What a great idea. Since I don't bake, I obviously haven't tried it, but crumpled parchment paper makes perfect sense. It can take the heat, and shouldn't stick to the cake. You could always do a test-run with a basic cheap cake, first. 

CD


----------



## Kayelle (Oct 19, 2018)

You are a good friend Janet, and I'm sure both cakes will really be appreciated for being custom to their tastes. I hardly bake at all so I'm in awe. 

They are both so different and that makes them twice as interesting I think.


----------



## buckytom (Oct 19, 2018)

caseydog said:


> My mom had terrible eyesight from childhood on, so she force-fed us kids with carrots.
> CD



You know that the idea of carrots being especially good for eyesight is a fallacy, right? It was a simple but oddly believable way of explaining how British pilots could quickly locate invading German planes during the blitz in '40 and '41. 
They were actually using rudimentary radar, called the Chain Home Low system.


----------



## caseydog (Oct 19, 2018)

buckytom said:


> You know that the idea of carrots being especially good for eyesight is a fallacy, right?



Yes, I know that. My mom did not, and she decided what I ate as a child. I couldn't cook then... or drive a car to do the shopping. 

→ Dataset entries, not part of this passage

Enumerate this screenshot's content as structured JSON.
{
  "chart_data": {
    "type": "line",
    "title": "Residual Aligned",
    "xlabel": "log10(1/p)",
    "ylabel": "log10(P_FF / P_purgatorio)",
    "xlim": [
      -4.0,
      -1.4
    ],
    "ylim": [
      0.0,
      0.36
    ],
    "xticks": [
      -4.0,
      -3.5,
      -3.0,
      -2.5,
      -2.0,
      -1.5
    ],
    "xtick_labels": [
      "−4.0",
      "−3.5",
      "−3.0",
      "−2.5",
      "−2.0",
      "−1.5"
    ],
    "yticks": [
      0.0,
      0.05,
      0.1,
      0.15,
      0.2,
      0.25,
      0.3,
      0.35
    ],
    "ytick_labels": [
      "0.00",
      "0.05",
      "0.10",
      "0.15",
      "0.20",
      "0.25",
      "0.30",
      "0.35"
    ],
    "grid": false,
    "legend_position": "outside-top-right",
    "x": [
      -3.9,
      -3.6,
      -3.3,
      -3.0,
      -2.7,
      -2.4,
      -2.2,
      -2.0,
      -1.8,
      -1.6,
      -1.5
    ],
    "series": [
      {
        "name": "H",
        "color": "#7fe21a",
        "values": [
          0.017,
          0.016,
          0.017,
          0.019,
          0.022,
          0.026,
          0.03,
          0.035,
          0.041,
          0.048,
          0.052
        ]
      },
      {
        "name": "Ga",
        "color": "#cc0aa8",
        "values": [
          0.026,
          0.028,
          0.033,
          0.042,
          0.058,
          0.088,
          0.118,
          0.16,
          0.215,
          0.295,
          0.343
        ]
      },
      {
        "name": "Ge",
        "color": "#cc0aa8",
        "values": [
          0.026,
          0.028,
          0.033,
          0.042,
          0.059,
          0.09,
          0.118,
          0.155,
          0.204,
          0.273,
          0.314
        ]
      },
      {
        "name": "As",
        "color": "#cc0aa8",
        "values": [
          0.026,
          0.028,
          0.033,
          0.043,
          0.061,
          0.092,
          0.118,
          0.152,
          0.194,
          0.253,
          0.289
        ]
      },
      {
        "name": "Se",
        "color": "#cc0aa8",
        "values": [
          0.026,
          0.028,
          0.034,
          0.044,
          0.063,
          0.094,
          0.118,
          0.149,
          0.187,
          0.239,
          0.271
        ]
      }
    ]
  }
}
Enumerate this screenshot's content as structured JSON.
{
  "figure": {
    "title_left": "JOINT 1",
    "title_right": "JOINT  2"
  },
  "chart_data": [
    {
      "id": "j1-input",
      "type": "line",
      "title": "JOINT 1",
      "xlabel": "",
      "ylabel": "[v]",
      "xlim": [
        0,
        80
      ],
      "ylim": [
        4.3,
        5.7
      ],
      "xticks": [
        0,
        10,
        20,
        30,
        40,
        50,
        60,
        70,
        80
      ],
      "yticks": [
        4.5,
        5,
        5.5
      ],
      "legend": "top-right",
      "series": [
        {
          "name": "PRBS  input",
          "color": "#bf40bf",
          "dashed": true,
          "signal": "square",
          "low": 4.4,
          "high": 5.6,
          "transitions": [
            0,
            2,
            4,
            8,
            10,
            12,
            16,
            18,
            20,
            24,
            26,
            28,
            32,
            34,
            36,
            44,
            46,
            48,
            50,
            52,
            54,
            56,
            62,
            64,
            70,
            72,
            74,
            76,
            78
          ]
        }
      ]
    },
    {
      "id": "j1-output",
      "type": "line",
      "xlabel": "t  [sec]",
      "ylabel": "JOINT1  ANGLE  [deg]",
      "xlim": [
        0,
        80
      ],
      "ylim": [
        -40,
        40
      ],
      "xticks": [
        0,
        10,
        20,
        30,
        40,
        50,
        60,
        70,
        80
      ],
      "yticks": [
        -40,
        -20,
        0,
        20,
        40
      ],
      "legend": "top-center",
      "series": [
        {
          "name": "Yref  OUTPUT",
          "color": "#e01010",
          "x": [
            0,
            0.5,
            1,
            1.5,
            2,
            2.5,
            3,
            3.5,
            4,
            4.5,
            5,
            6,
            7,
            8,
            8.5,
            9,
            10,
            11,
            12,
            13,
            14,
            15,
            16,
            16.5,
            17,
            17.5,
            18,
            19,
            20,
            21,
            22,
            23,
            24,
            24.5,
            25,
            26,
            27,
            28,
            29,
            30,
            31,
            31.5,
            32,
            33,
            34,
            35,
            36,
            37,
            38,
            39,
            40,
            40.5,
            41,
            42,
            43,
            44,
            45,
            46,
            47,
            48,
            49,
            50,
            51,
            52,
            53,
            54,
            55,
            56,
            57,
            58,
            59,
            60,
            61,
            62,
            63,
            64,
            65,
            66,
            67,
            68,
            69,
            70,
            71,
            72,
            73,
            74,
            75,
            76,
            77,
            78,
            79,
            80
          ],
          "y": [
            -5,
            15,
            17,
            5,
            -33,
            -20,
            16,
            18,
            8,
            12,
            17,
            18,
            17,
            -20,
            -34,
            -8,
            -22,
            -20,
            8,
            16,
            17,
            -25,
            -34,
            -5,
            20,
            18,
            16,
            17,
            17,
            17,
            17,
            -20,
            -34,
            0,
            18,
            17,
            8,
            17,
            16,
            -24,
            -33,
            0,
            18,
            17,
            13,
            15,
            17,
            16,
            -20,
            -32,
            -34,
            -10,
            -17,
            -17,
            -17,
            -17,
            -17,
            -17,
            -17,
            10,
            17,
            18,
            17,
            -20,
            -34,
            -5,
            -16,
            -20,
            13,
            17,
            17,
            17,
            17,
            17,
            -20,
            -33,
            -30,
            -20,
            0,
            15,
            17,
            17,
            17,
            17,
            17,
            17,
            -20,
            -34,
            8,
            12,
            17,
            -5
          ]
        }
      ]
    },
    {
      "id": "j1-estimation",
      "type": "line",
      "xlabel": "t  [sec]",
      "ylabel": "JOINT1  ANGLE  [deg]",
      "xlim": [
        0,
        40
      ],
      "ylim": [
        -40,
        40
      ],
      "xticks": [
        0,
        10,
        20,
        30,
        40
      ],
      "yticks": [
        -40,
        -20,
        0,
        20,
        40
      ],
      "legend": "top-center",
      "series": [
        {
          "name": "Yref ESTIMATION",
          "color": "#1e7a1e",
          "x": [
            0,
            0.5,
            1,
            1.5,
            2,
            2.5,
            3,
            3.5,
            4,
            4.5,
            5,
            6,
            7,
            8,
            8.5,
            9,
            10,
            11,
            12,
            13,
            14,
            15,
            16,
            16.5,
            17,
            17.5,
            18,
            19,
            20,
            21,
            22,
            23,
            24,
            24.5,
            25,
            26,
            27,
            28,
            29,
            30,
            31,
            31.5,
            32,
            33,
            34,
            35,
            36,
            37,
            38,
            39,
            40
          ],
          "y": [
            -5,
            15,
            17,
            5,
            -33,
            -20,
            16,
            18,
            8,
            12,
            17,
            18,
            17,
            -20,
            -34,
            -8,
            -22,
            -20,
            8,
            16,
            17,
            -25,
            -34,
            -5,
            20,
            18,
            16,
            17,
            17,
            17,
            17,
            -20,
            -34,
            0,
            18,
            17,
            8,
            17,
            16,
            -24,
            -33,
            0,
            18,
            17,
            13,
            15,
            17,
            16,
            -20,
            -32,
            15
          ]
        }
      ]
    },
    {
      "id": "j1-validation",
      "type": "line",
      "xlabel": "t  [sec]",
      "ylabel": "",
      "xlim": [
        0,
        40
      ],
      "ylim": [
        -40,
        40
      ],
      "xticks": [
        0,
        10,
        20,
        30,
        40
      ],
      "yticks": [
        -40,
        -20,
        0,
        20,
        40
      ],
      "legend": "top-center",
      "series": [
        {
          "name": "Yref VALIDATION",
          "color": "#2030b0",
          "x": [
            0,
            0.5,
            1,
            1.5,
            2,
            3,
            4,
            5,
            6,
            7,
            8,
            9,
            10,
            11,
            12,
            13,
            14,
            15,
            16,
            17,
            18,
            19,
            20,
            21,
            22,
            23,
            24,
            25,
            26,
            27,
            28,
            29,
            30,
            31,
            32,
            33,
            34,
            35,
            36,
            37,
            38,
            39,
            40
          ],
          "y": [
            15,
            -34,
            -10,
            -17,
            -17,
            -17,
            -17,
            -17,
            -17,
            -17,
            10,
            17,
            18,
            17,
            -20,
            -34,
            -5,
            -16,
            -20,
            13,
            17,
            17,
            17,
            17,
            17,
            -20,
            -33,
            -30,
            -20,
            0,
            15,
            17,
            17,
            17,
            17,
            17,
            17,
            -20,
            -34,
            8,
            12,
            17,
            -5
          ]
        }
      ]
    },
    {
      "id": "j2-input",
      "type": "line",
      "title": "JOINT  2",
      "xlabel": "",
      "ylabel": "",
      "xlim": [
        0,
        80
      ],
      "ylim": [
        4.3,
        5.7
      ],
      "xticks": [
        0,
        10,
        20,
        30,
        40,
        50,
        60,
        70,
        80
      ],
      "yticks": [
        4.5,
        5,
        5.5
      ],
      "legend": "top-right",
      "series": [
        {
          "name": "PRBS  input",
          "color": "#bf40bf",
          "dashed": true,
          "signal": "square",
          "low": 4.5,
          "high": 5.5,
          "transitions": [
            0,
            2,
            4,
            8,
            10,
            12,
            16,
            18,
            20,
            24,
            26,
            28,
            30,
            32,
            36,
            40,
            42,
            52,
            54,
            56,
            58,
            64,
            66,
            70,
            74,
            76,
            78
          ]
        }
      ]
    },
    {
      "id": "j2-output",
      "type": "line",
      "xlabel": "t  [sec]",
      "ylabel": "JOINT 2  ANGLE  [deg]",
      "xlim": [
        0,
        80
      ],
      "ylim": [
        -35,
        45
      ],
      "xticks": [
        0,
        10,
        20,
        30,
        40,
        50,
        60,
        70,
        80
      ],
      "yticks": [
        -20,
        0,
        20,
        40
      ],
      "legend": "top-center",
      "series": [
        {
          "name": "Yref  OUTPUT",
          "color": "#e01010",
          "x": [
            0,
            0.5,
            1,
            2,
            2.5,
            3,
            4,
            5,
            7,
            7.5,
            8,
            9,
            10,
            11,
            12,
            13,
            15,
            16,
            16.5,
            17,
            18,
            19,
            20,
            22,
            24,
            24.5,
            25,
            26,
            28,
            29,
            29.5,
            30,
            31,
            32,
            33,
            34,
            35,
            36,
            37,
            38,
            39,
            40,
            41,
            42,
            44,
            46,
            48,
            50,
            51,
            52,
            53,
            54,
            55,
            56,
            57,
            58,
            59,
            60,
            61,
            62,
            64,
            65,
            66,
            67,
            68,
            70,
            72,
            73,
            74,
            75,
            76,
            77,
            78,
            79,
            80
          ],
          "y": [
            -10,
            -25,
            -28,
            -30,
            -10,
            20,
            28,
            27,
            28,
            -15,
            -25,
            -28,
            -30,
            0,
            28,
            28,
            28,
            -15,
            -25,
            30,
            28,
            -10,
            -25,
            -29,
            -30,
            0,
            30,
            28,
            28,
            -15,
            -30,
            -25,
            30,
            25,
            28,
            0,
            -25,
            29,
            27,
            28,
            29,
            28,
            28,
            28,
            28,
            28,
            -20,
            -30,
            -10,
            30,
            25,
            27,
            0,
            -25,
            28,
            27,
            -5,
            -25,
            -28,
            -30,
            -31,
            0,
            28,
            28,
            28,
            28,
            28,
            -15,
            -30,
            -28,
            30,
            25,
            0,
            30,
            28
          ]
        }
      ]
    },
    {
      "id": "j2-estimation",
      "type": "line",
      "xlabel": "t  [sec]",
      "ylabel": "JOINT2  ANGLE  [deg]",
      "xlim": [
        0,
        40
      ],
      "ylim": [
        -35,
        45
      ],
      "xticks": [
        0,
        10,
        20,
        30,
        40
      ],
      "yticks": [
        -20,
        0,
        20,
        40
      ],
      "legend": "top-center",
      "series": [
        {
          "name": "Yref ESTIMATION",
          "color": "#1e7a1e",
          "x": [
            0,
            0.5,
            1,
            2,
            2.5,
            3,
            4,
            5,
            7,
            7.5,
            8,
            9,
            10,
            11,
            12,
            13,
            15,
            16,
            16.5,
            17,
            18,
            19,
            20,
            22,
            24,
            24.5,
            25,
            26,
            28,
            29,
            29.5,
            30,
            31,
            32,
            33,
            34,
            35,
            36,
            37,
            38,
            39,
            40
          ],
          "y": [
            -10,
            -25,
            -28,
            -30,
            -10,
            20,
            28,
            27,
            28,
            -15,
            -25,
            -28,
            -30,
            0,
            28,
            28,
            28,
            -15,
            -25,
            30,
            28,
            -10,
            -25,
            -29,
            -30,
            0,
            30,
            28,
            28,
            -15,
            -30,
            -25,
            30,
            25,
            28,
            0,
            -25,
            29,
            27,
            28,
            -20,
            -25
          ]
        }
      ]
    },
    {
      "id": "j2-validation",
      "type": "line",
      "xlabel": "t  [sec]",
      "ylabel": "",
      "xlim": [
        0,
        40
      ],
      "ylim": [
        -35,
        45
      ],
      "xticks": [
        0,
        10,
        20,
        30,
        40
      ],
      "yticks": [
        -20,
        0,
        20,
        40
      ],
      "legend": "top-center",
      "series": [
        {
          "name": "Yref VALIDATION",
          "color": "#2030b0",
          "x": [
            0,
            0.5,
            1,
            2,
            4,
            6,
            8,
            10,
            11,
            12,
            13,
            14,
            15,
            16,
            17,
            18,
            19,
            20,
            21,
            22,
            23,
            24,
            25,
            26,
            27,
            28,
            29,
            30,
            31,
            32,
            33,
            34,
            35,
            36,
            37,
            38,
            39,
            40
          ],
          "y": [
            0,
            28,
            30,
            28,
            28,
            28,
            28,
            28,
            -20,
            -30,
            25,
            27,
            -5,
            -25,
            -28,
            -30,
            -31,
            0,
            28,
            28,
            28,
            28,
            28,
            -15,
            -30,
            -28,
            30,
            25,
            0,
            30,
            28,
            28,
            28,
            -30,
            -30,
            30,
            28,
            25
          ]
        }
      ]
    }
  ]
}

As for the rest of your post, blah, blah, blah in return. 

CD


----------



## jabbur (Oct 20, 2018)

Janet, I'd say go for something totally different for your friend's cake and make it to her liking. It doesn't have to "match" or even be in the same profile flavor.  My family has 4 birthdays in Feb and 3 in April. We do one get together for the month and each birthday person gets their own dessert. We have cake, pie, cheesecake, pudding, cookies whatever and everyone enjoys a bit of each. Whatever you decide will be wonderful and your friends will enjoy it.


----------